I'm here to debunk "familiarity breeds complacency" in traffic accidents while proving familiarity breeds complacency as leaders.
I've paid to learn I can be an idiot—most times I don't pay at all.
I wanted to know why clients kept telling me "That's not quite right," every time I presented what I KNEW in my gut was a perfect solution. So I enrolled in a behavioral decision-making course to understand what was wrong with them.
"Your gut feeling is unreliable. It can't be trusted." A brutal opening line from my instructor. My thought? "Well, your gut may be wrong, but mine is solid."
That thought, he explained, was the problem.
Familiarity breeds complacency.
Many of us know that most car accidents happen close to home. We've seen the evidence: California stops; bright plastic people waving flags reminding us of slow children at play; the scattered diamond-like broken glass and plastic bumper fragments swept to intersection corners. All proof that "when you get comfortable, you get sloppy."
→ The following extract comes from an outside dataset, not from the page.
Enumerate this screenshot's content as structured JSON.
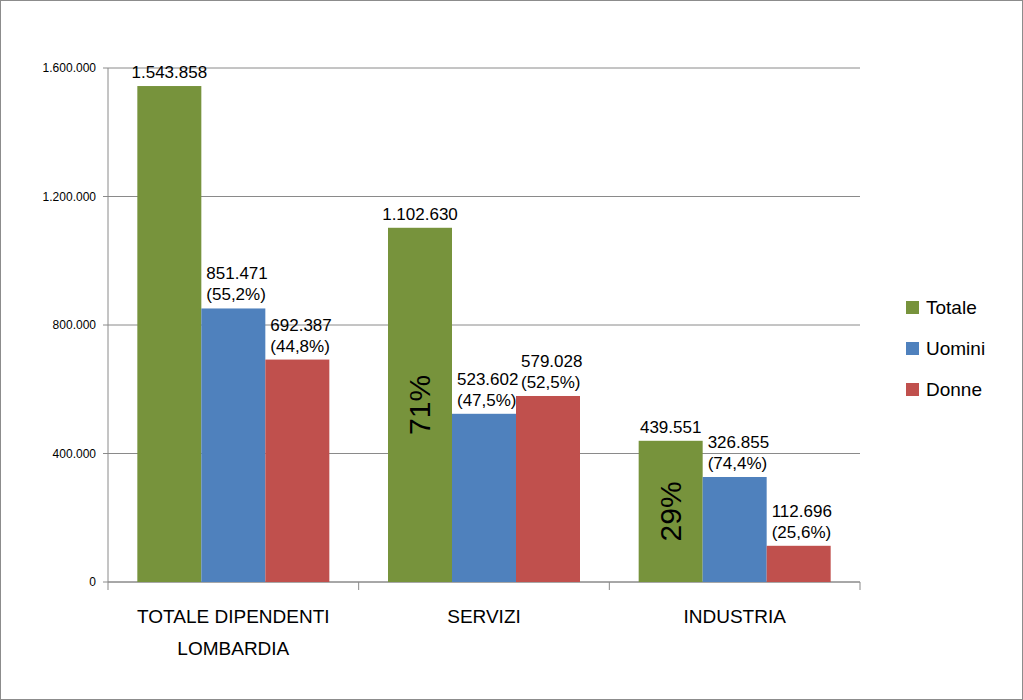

For years that idea sat in my mind as golden truth. Anecdotally, it's true for some, but statistically not true.
Most accidents happen close to home because that's where we do most of our driving. If you did most of your driving in another state, the accidents you got into may make you believe that place was bad luck. Elementary statistics masquerading as insight about human nature.
I'm here to debunk "familiarity breeds complacency" in traffic accidents while proving familiarity breeds complacency as leaders.